En dotant la Seine d'une personnalité juridique de droit public, une proposition de loi déposée au Sénat permet au fleuve d'agir en justice en son nom en cas de menace ou de dommage, d'être représenté devant les juridictions, pour exiger réparation de son préjudice.
Une proposition de loi (n° 424) déposée au Sénat le 20 février 2026 vise à faire passer la Seine du statut d'objet que l'on administre à celui de sujet susceptible d'être représenté, défendu et protégé devant les juridictions.
Afin d'améliorer les décisions publiques relatives au fleuve, le texte entend également mettre en place une procédure de saisine en amont, afin d'assurer la complète information et la participation des membres de l'établissement assurant la représentation de la Seine, et la possibilité d'émettre un "accord" (avis dit "conforme") auprès de l'autorité compétente. Il fait ainsi de la Seine un sujet de droit, capable de dialoguer avec les institutions et la société pour faire valoir ses intérêts, juridiquement reconnus et protégés.

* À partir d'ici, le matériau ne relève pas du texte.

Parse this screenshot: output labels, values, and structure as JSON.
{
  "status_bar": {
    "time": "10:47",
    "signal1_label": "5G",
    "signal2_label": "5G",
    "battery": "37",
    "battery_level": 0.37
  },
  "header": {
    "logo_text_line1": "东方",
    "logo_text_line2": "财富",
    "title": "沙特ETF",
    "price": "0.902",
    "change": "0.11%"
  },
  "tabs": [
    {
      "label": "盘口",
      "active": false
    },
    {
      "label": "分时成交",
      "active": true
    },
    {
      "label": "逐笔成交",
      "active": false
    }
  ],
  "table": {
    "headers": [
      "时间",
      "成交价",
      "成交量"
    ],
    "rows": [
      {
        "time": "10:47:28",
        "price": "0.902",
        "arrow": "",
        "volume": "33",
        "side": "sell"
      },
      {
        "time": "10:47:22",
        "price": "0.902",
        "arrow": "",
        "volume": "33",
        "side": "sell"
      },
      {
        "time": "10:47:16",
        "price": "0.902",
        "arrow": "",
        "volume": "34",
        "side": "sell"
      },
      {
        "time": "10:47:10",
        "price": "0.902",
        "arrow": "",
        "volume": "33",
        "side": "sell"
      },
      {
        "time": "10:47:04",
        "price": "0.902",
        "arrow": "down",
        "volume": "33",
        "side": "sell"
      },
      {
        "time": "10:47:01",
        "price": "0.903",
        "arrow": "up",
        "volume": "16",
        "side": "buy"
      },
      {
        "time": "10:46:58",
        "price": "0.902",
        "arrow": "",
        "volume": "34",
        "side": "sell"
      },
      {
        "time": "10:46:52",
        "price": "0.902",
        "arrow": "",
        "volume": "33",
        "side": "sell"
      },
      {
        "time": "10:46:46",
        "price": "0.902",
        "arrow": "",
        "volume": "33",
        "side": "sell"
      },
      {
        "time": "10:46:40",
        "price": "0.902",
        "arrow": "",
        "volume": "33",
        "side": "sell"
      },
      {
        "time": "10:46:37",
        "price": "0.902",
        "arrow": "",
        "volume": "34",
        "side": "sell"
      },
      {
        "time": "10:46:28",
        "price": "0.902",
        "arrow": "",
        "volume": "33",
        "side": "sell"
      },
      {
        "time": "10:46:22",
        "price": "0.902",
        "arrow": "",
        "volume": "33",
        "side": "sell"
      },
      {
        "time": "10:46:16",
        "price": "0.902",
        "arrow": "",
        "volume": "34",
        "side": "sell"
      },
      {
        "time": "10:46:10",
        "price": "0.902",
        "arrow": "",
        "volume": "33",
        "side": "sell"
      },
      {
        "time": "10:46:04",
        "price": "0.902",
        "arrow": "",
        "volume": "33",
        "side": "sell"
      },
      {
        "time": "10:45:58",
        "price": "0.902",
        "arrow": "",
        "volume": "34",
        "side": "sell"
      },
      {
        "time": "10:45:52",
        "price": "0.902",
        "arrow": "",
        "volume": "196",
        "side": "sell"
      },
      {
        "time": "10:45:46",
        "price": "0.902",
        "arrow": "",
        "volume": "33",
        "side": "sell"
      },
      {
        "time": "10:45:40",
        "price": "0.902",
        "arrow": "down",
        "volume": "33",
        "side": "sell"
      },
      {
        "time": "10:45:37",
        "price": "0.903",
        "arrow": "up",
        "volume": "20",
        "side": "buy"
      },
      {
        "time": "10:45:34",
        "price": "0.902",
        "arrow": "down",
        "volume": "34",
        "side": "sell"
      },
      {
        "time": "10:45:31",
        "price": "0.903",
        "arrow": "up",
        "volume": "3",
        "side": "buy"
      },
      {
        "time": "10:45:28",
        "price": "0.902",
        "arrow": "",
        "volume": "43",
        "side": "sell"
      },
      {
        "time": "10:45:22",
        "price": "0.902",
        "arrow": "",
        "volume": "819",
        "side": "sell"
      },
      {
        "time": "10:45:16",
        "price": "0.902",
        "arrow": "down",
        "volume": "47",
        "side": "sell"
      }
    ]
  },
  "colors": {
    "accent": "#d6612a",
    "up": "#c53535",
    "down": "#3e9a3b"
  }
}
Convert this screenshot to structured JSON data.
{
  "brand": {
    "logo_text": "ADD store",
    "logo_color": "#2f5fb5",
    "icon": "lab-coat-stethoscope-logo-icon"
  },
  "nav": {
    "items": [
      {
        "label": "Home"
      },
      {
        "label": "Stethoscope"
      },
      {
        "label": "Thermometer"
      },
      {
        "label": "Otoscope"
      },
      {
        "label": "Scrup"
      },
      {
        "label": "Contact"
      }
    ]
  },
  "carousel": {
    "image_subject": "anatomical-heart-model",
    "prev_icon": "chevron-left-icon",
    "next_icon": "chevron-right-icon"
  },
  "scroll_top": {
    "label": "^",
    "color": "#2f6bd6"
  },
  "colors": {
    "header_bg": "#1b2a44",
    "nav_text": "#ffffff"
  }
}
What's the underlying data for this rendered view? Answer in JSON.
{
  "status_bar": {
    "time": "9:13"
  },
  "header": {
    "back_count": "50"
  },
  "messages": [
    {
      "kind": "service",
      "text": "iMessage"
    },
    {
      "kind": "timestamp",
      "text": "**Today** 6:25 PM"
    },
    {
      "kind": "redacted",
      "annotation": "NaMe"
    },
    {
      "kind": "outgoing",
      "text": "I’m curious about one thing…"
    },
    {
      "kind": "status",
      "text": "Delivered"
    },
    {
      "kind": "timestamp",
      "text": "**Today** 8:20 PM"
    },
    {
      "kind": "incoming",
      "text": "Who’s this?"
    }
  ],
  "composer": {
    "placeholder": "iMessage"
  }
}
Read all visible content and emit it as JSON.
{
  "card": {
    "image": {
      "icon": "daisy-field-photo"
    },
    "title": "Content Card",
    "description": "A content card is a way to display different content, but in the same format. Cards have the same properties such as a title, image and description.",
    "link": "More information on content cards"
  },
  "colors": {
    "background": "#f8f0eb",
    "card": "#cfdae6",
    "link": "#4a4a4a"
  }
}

En raison des règles de compositions et de compétence des actuels établissements publics de coopération environnementale (EPCE), il a été fait le choix de passer par la création d'un nouveau genre d'établissement public dit "naturel".
La gouvernance de l'établissement public naturel La Seine sera assurée par un comité scientifique et un parlement de la Seine, composé d'habitantes et d'habitants, d'associations de protection de l'environnement, d'élues et d'élus locaux et de représentantes et représentants des secteurs économiques concernés. Le parlement de la Seine élira à la majorité absolue un président ou une présidente.